| ALTAVOZ | Plan B: ¿Y ahora qué quiere Sheinbaum en los estados?

De alguna forma, la presidenta Claudia Sheinbaum tiene razón en una parte de su plan B de reforma electoral. En muchos estados y municipios, la democracia local es disfuncional. La representación en congresos estatales y cabildos suele ser inequitativa, desproporcional y desconectada de la voluntad popular depositada en las urnas.

Sí, hace falta revisar a fondo cómo están integrados esos órganos colegiados. Hace falta poner orden y equidad.

Pero el problema es que el Plan B vuelve a cargar el mismo sello centralista que ya se vio en otros intentos de reforma: detrás del discurso de la retórica aparece otra vez la tentación de meter mano en los estados, debilitando el federalismo y estirando al límite el Pacto Federal.

Mayorías no garantizadas

El argumento oficial sigue siendo el ahorro: reducir costos, adelgazar estructuras, hacer más barato el sistema político. Pero en política casi nunca el ahorro es solo ahorro. Aquí también hay una perversión de control.

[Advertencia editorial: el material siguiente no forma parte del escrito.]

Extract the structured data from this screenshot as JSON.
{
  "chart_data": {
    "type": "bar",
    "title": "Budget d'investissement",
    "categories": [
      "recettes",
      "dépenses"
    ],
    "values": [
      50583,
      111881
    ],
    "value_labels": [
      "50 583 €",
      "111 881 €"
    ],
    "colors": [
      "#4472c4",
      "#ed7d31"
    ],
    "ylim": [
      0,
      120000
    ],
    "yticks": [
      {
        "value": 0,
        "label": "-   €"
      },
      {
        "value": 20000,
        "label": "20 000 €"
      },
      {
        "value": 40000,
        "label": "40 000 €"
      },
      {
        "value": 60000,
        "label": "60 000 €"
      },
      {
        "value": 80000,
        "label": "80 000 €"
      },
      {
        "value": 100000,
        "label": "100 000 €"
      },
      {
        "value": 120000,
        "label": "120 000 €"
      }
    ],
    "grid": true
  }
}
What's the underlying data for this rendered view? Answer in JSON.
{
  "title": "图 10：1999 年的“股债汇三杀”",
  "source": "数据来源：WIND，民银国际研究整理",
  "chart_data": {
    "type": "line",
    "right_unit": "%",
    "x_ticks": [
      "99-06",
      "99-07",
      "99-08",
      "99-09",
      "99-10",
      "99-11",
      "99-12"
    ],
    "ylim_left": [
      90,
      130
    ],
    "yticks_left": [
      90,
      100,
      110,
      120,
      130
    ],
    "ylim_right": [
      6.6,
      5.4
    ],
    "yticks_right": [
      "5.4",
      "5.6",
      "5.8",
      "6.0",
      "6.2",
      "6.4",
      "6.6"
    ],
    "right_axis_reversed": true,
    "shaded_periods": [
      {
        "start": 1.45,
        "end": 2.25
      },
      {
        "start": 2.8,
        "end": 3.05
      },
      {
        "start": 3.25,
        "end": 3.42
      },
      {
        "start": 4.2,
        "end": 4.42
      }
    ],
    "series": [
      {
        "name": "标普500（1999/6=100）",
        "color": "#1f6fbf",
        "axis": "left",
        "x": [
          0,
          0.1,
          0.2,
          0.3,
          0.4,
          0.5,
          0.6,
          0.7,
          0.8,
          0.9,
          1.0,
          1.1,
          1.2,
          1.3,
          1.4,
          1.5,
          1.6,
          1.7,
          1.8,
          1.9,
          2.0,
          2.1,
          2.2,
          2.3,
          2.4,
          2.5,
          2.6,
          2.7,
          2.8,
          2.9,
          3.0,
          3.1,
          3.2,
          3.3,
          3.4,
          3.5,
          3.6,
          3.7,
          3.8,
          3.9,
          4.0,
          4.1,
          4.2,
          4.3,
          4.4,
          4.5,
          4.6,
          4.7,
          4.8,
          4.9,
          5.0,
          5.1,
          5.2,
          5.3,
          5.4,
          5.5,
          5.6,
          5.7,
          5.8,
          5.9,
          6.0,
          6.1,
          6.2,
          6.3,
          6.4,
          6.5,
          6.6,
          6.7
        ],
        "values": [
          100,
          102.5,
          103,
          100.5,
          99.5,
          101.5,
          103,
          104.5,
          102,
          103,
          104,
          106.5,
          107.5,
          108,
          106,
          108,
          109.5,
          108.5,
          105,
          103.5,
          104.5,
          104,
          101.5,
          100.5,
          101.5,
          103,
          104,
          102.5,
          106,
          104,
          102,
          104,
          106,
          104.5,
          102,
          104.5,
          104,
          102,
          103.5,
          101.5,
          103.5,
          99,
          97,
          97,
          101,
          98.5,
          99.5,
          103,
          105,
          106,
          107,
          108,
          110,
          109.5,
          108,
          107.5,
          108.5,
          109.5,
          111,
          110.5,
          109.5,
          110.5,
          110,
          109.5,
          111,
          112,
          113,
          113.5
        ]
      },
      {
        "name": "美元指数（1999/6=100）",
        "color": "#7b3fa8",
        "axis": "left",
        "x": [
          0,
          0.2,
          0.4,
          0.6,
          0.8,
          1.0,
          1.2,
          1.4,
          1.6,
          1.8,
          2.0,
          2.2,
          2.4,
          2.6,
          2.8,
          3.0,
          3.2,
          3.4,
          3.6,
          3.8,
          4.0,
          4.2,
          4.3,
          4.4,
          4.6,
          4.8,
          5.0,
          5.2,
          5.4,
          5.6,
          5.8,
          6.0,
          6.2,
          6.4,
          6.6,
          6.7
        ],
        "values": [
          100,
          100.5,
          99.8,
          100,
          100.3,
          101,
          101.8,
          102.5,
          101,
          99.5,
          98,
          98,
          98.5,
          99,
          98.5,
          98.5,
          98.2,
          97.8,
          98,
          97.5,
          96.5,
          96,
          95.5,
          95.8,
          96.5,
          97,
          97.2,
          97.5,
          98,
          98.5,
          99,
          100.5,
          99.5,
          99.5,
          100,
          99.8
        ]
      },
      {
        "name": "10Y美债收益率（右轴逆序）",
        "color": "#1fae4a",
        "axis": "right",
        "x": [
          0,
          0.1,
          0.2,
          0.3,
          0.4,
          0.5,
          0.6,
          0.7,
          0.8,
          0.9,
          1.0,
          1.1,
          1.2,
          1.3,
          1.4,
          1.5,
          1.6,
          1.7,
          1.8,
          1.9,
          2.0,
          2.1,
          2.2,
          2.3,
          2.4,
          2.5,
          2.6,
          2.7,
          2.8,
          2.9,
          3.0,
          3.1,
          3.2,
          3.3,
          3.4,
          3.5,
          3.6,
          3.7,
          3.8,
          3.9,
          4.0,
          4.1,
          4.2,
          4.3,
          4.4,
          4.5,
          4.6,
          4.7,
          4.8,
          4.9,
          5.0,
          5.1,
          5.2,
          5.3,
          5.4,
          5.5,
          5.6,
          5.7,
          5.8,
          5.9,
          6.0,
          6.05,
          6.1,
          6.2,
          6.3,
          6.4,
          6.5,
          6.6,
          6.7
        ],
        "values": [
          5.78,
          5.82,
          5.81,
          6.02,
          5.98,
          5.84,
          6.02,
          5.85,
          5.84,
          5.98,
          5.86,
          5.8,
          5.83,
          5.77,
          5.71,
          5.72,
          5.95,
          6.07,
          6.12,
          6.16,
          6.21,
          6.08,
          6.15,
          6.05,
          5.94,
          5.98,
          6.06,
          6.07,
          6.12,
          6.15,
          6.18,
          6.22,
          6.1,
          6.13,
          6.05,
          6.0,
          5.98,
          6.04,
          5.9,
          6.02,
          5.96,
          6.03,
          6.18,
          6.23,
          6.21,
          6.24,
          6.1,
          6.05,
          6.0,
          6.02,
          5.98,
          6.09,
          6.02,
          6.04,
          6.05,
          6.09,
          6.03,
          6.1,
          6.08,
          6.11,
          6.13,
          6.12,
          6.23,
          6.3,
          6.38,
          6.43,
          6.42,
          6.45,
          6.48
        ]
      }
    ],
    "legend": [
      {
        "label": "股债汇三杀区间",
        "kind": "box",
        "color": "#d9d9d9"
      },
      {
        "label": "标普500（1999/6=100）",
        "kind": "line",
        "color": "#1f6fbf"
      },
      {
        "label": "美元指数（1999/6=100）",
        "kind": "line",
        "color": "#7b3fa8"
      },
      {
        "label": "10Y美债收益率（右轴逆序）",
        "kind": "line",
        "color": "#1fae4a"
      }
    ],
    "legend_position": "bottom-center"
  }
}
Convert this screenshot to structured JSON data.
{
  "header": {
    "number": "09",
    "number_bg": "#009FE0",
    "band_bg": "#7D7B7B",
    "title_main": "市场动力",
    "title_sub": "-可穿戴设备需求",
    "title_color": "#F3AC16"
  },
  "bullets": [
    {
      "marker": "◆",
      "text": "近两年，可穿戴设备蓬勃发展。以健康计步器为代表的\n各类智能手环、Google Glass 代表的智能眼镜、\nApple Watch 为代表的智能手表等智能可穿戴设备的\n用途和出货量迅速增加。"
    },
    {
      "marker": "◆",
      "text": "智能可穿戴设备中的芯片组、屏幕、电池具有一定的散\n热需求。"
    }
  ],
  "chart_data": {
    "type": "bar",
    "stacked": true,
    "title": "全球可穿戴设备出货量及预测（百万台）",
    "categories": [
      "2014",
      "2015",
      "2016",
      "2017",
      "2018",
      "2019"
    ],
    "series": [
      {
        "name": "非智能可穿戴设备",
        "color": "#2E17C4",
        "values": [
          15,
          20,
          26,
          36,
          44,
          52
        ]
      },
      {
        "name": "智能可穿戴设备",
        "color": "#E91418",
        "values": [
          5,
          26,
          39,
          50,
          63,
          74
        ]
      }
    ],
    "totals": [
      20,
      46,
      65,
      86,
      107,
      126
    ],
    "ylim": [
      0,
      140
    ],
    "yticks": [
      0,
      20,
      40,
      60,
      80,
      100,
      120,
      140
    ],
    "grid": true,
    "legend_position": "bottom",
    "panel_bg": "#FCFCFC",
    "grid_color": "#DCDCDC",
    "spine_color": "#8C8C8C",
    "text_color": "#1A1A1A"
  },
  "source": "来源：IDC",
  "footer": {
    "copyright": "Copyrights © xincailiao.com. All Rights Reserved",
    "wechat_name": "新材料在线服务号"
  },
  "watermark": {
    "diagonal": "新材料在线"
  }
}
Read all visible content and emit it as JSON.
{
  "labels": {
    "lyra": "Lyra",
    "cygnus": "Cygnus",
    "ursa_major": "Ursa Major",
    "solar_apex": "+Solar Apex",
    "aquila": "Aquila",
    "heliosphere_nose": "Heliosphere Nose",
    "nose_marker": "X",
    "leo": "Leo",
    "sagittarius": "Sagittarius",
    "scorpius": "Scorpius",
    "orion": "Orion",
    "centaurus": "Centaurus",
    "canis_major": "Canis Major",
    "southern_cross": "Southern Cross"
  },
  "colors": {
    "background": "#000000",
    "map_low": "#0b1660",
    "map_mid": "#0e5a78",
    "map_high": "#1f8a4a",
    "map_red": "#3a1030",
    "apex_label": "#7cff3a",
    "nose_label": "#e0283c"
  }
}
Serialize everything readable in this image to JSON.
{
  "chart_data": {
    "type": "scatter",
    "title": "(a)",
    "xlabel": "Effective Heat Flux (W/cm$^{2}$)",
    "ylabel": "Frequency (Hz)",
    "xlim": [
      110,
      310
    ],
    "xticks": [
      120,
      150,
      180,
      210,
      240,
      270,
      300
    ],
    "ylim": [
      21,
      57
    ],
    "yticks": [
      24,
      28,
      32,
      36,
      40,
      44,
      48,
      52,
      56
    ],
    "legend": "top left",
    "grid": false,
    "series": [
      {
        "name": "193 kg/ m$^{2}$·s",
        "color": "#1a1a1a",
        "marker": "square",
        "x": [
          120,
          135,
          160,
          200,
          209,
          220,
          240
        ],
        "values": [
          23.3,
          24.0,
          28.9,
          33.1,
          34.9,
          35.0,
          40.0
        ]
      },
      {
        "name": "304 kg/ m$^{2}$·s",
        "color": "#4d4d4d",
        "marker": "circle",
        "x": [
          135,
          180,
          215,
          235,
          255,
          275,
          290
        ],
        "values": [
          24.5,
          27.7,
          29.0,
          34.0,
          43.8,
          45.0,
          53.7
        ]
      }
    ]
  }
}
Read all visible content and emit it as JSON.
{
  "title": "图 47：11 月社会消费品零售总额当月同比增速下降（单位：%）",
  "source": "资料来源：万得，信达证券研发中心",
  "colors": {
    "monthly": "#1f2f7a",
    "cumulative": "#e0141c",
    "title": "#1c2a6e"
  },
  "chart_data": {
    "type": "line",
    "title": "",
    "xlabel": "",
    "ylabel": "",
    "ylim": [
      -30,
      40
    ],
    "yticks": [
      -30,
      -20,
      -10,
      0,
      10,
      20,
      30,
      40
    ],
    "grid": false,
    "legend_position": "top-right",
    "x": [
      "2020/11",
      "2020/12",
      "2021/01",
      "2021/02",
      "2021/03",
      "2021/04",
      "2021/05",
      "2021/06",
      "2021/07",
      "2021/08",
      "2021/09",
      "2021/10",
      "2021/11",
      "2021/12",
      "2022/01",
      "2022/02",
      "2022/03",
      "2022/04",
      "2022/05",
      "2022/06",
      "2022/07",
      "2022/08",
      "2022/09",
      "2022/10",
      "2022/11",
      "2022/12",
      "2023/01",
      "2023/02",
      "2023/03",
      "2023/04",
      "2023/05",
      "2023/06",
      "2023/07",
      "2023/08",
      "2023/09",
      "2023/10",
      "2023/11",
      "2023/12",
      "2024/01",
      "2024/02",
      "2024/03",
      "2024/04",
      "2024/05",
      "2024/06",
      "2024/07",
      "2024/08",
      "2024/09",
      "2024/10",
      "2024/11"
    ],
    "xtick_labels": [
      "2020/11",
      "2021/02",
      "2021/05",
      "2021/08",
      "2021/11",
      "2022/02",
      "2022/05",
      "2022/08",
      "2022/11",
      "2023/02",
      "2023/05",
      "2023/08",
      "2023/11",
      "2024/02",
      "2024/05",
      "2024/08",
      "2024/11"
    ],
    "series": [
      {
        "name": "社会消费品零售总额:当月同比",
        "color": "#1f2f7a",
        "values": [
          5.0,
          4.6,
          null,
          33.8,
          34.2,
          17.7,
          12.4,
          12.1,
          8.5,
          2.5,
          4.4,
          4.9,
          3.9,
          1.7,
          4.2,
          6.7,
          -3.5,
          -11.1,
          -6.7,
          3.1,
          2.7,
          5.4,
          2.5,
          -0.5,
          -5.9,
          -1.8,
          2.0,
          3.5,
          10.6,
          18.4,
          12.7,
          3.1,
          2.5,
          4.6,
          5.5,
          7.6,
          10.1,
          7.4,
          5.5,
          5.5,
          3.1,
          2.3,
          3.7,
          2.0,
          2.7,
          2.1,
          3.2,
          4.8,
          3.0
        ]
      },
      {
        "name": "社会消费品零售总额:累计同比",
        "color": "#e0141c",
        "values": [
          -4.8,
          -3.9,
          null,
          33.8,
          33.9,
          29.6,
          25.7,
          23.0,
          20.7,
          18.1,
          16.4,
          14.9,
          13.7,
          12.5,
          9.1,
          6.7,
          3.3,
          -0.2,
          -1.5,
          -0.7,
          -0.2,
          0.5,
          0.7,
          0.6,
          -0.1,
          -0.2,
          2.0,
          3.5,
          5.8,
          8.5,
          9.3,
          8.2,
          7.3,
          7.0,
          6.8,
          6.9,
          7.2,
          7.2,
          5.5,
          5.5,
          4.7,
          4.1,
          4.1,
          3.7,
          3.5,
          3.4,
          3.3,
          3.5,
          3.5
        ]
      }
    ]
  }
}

En el Plan A, el objetivo político era bastante claro: asegurar para Morena una mayoría calificada más cómoda en la Cámara de Diputados sin depender tanto de sus aliados. Obviamente, esa jugada no iba a pasar intacta frente al Partido Verde Ecologista de México y al Partido del Trabajo, dos fuerzas que han sido decisivas para construir las mayorías legislativas del oficialismo, pero que tampoco están dispuestas a tirarse por la borda.

Y ahí aparece otro ángulo menos visible: el problema no solo está en San Lázaro.

En materia de mayoría calificada también hay una vulnerabilidad territorial para Morena, porque su fuerza real sigue dependiendo de alianzas en buena parte de los congresos locales.

Congresos locales

Hoy Morena, con aliados, mantiene mayoría en 24 estados. Pero esa fotografía política no es permanente: todas esas entidades renovarán congresos locales en 2027 y varias muestran ya desgaste político.

Si Morena llegara a perder mayoría en ocho estados —es decir, en una tercera parte de esas entidades— se abriría un escenario mucho más complejo para cualquier reforma constitucional.

Porque para modificar la Constitución no basta con las dos terceras partes del Senado y de la Cámara de Diputados: también se necesita la mayoría absoluta de las legislaturas locales.

Y ese terreno ya no luce tan planito para el absolutismo morenista.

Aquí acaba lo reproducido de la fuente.